Marduk @ La Machine du Moulin Rouge, Paris - February 25th, 2025

Over thirty years since its explosion, Scandinavian Black Metal remains unmatched in intensity, chaos, and aggression. Some bands seek mainstream respectability; others revel in the scummy underground. That’s where real darkness thrives. Marduk has evolved—lineup changes, musical shifts—but their commitment to evil is unwavering. Their imagery flirts with the objectionable. Provocation? Absolutely. It’s meant to unsettle, to blur the line between repulsion and fascination. Marduk operates in that space. You’re not supposed to feel comfortable; it should shake you, challenge your certainties. Yet, if you surrender to the music and spectacle, few experiences are as immersive as a Marduk show. Let the darkness consume you.

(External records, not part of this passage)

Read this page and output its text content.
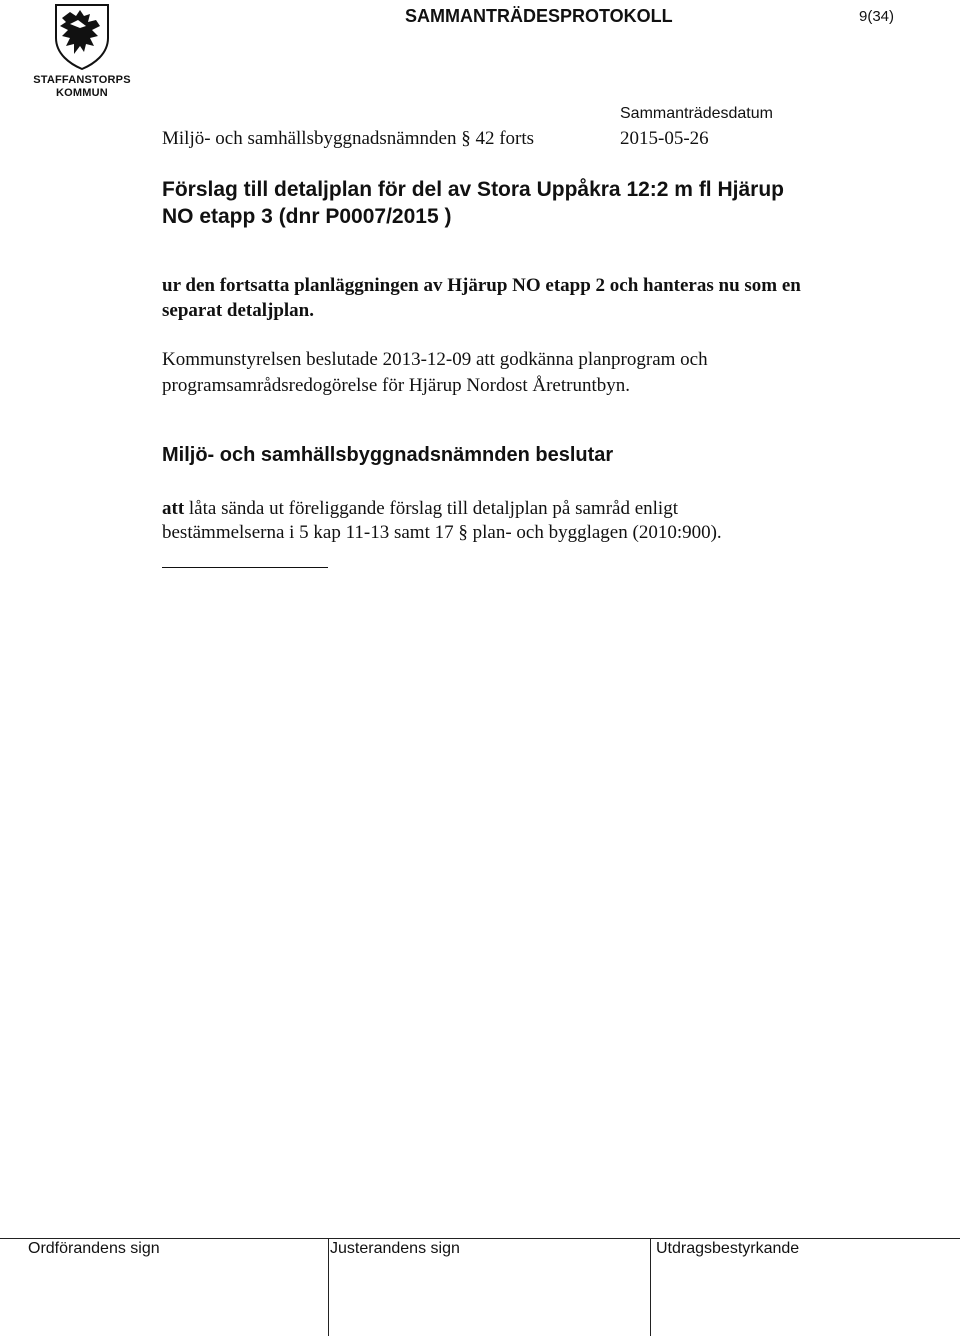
STAFFANSTORPS
KOMMUN
SAMMANTRÄDESPROTOKOLL	9(34)
Miljö- och samhällsbyggnadsnämnden § 42 forts
Sammanträdesdatum
2015-05-26
Förslag till detaljplan för del av Stora Uppåkra 12:2 m fl Hjärup
NO etapp 3 (dnr P0007/2015 )
ur den fortsatta planläggningen av Hjärup NO etapp 2 och hanteras nu som en
separat detaljplan.
Kommunstyrelsen beslutade 2013-12-09 att godkänna planprogram och
programsamrådsredogörelse för Hjärup Nordost Åretruntbyn.
Miljö- och samhällsbyggnadsnämnden beslutar
att låta sända ut föreliggande förslag till detaljplan på samråd enligt
bestämmelserna i 5 kap 11-13 samt 17 § plan- och bygglagen (2010:900).
Ordförandens sign	Justerandens sign	Utdragsbestyrkande
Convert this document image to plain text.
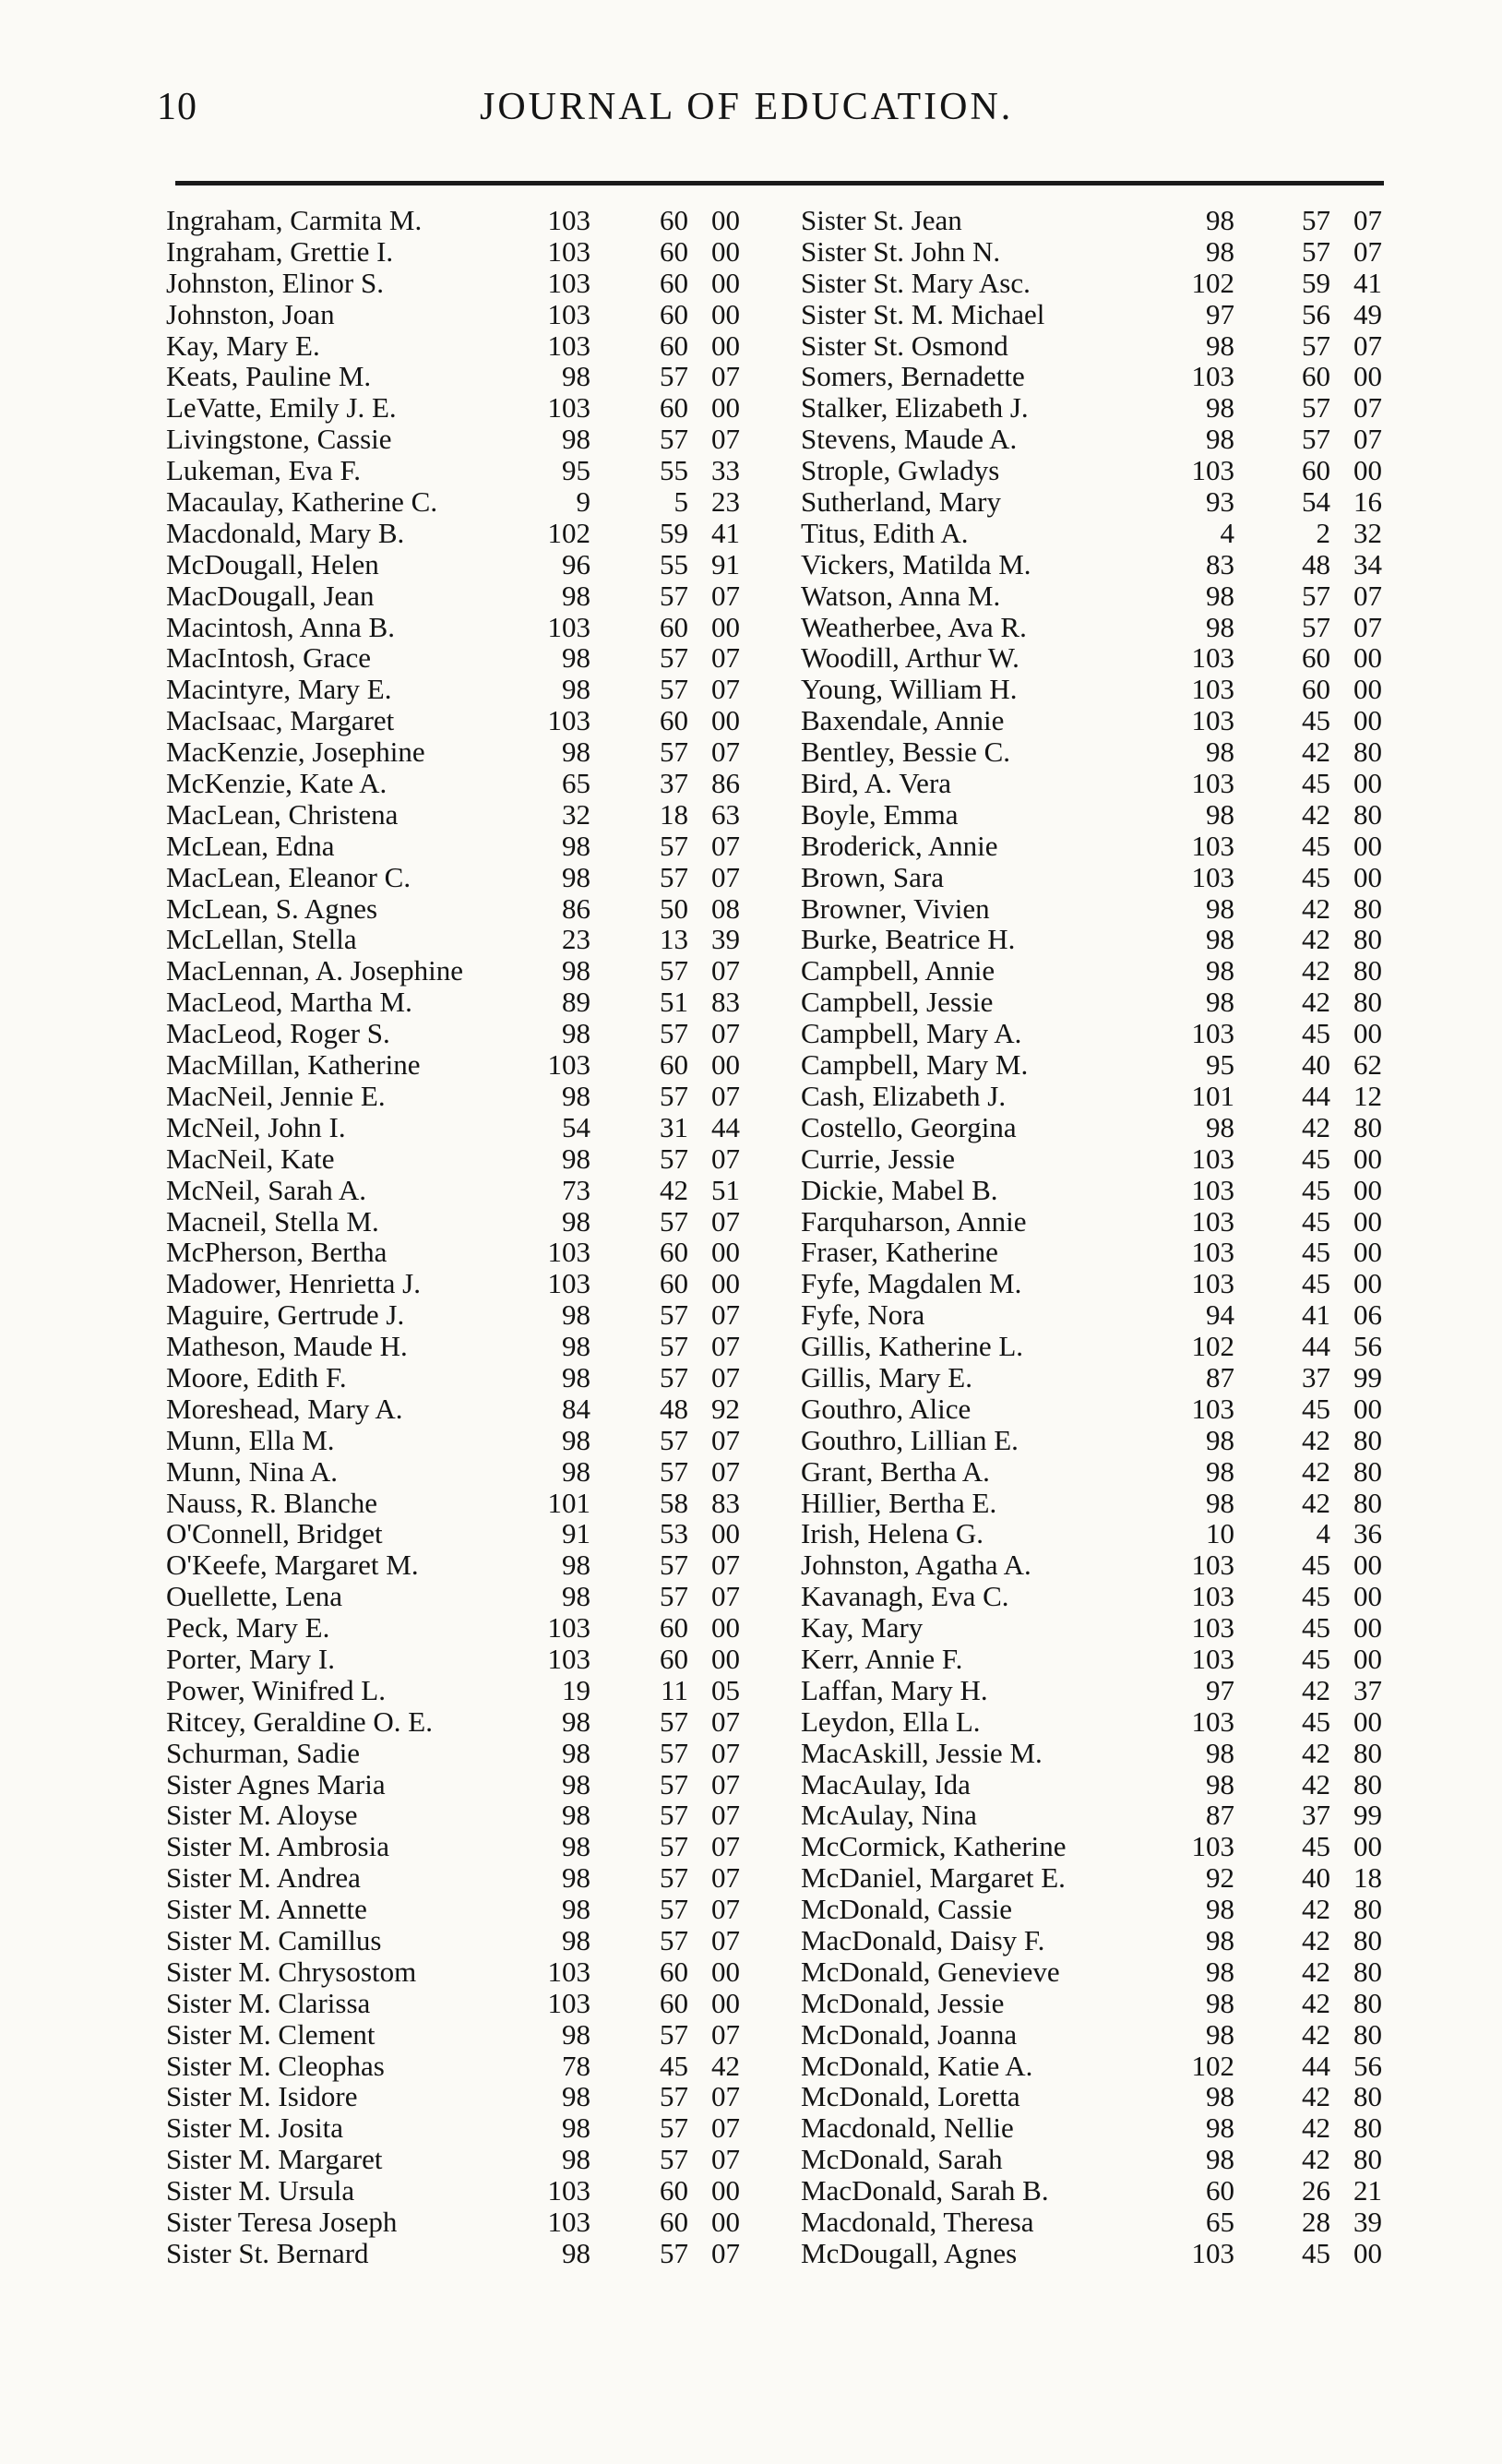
10	JOURNAL OF EDUCATION.
Ingraham, Carmita M.	103	60 00
Ingraham, Grettie I.	103	60 00
Johnston, Elinor S.	103	60 00
Johnston, Joan	103	60 00
Kay, Mary E.	103	60 00
Keats, Pauline M.	98	57 07
LeVatte, Emily J. E.	103	60 00
Livingstone, Cassie	98	57 07
Lukeman, Eva F.	95	55 33
Macaulay, Katherine C.	9	5 23
Macdonald, Mary B.	102	59 41
McDougall, Helen	96	55 91
MacDougall, Jean	98	57 07
Macintosh, Anna B.	103	60 00
MacIntosh, Grace	98	57 07
Macintyre, Mary E.	98	57 07
MacIsaac, Margaret	103	60 00
MacKenzie, Josephine	98	57 07
McKenzie, Kate A.	65	37 86
MacLean, Christena	32	18 63
McLean, Edna	98	57 07
MacLean, Eleanor C.	98	57 07
McLean, S. Agnes	86	50 08
McLellan, Stella	23	13 39
MacLennan, A. Josephine	98	57 07
MacLeod, Martha M.	89	51 83
MacLeod, Roger S.	98	57 07
MacMillan, Katherine	103	60 00
MacNeil, Jennie E.	98	57 07
McNeil, John I.	54	31 44
MacNeil, Kate	98	57 07
McNeil, Sarah A.	73	42 51
Macneil, Stella M.	98	57 07
McPherson, Bertha	103	60 00
Madower, Henrietta J.	103	60 00
Maguire, Gertrude J.	98	57 07
Matheson, Maude H.	98	57 07
Moore, Edith F.	98	57 07
Moreshead, Mary A.	84	48 92
Munn, Ella M.	98	57 07
Munn, Nina A.	98	57 07
Nauss, R. Blanche	101	58 83
O'Connell, Bridget	91	53 00
O'Keefe, Margaret M.	98	57 07
Ouellette, Lena	98	57 07
Peck, Mary E.	103	60 00
Porter, Mary I.	103	60 00
Power, Winifred L.	19	11 05
Ritcey, Geraldine O. E.	98	57 07
Schurman, Sadie	98	57 07
Sister Agnes Maria	98	57 07
Sister M. Aloyse	98	57 07
Sister M. Ambrosia	98	57 07
Sister M. Andrea	98	57 07
Sister M. Annette	98	57 07
Sister M. Camillus	98	57 07
Sister M. Chrysostom	103	60 00
Sister M. Clarissa	103	60 00
Sister M. Clement	98	57 07
Sister M. Cleophas	78	45 42
Sister M. Isidore	98	57 07
Sister M. Josita	98	57 07
Sister M. Margaret	98	57 07
Sister M. Ursula	103	60 00
Sister Teresa Joseph	103	60 00
Sister St. Bernard	98	57 07
Sister St. Jean	98	57 07
Sister St. John N.	98	57 07
Sister St. Mary Asc.	102	59 41
Sister St. M. Michael	97	56 49
Sister St. Osmond	98	57 07
Somers, Bernadette	103	60 00
Stalker, Elizabeth J.	98	57 07
Stevens, Maude A.	98	57 07
Strople, Gwladys	103	60 00
Sutherland, Mary	93	54 16
Titus, Edith A.	4	2 32
Vickers, Matilda M.	83	48 34
Watson, Anna M.	98	57 07
Weatherbee, Ava R.	98	57 07
Woodill, Arthur W.	103	60 00
Young, William H.	103	60 00
Baxendale, Annie	103	45 00
Bentley, Bessie C.	98	42 80
Bird, A. Vera	103	45 00
Boyle, Emma	98	42 80
Broderick, Annie	103	45 00
Brown, Sara	103	45 00
Browner, Vivien	98	42 80
Burke, Beatrice H.	98	42 80
Campbell, Annie	98	42 80
Campbell, Jessie	98	42 80
Campbell, Mary A.	103	45 00
Campbell, Mary M.	95	40 62
Cash, Elizabeth J.	101	44 12
Costello, Georgina	98	42 80
Currie, Jessie	103	45 00
Dickie, Mabel B.	103	45 00
Farquharson, Annie	103	45 00
Fraser, Katherine	103	45 00
Fyfe, Magdalen M.	103	45 00
Fyfe, Nora	94	41 06
Gillis, Katherine L.	102	44 56
Gillis, Mary E.	87	37 99
Gouthro, Alice	103	45 00
Gouthro, Lillian E.	98	42 80
Grant, Bertha A.	98	42 80
Hillier, Bertha E.	98	42 80
Irish, Helena G.	10	4 36
Johnston, Agatha A.	103	45 00
Kavanagh, Eva C.	103	45 00
Kay, Mary	103	45 00
Kerr, Annie F.	103	45 00
Laffan, Mary H.	97	42 37
Leydon, Ella L.	103	45 00
MacAskill, Jessie M.	98	42 80
MacAulay, Ida	98	42 80
McAulay, Nina	87	37 99
McCormick, Katherine	103	45 00
McDaniel, Margaret E.	92	40 18
McDonald, Cassie	98	42 80
MacDonald, Daisy F.	98	42 80
McDonald, Genevieve	98	42 80
McDonald, Jessie	98	42 80
McDonald, Joanna	98	42 80
McDonald, Katie A.	102	44 56
McDonald, Loretta	98	42 80
Macdonald, Nellie	98	42 80
McDonald, Sarah	98	42 80
MacDonald, Sarah B.	60	26 21
Macdonald, Theresa	65	28 39
McDougall, Agnes	103	45 00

La Machine du Moulin Rouge was the perfect setting for their latest Parisian assault. Cramped, oppressive, suffocating—the venue mirrored the band’s ethos. Ominous figures onstage delivered pure brutality: relentless riffs, gut-wrenching vocals, an atmosphere of sheer terror punctuated by flashes of violence.

Marduk’s lineup has remained relatively stable in the past decade, forging a connection between performers and crowd. The devotion was palpable—a mass of bodies convulsing to blast beats and razor-sharp tremolo riffs.

Oddly, Memento Mori (2023) was only featured for three numbers. Instead, Plague Angel (2004) and Rom 5:12 (2007) dominated the setlist. Fans of early Marduk or Panzer Division Marduk were left wanting, but those attuned to the band’s evolution received a ferocious selection of war hymns and sonic blasphemies.

There’s an absurdity to middle-aged men in corpse paint striking evil poses—whether musicians or audience. Some, like Abbath, embrace the theatricality. Even Mayhem, the most infamous of them all, winks at the audience. Marduk does not. They force-feed you their black poison, demanding full immersion in their grotesque rituals.

Uncompromising, unrelenting, unmerciful—Marduk still conjures the primal, unsettling force that made Black Metal dangerous. In a live setting, few bands match their intensity. La Machine lay in ruins. As it should be.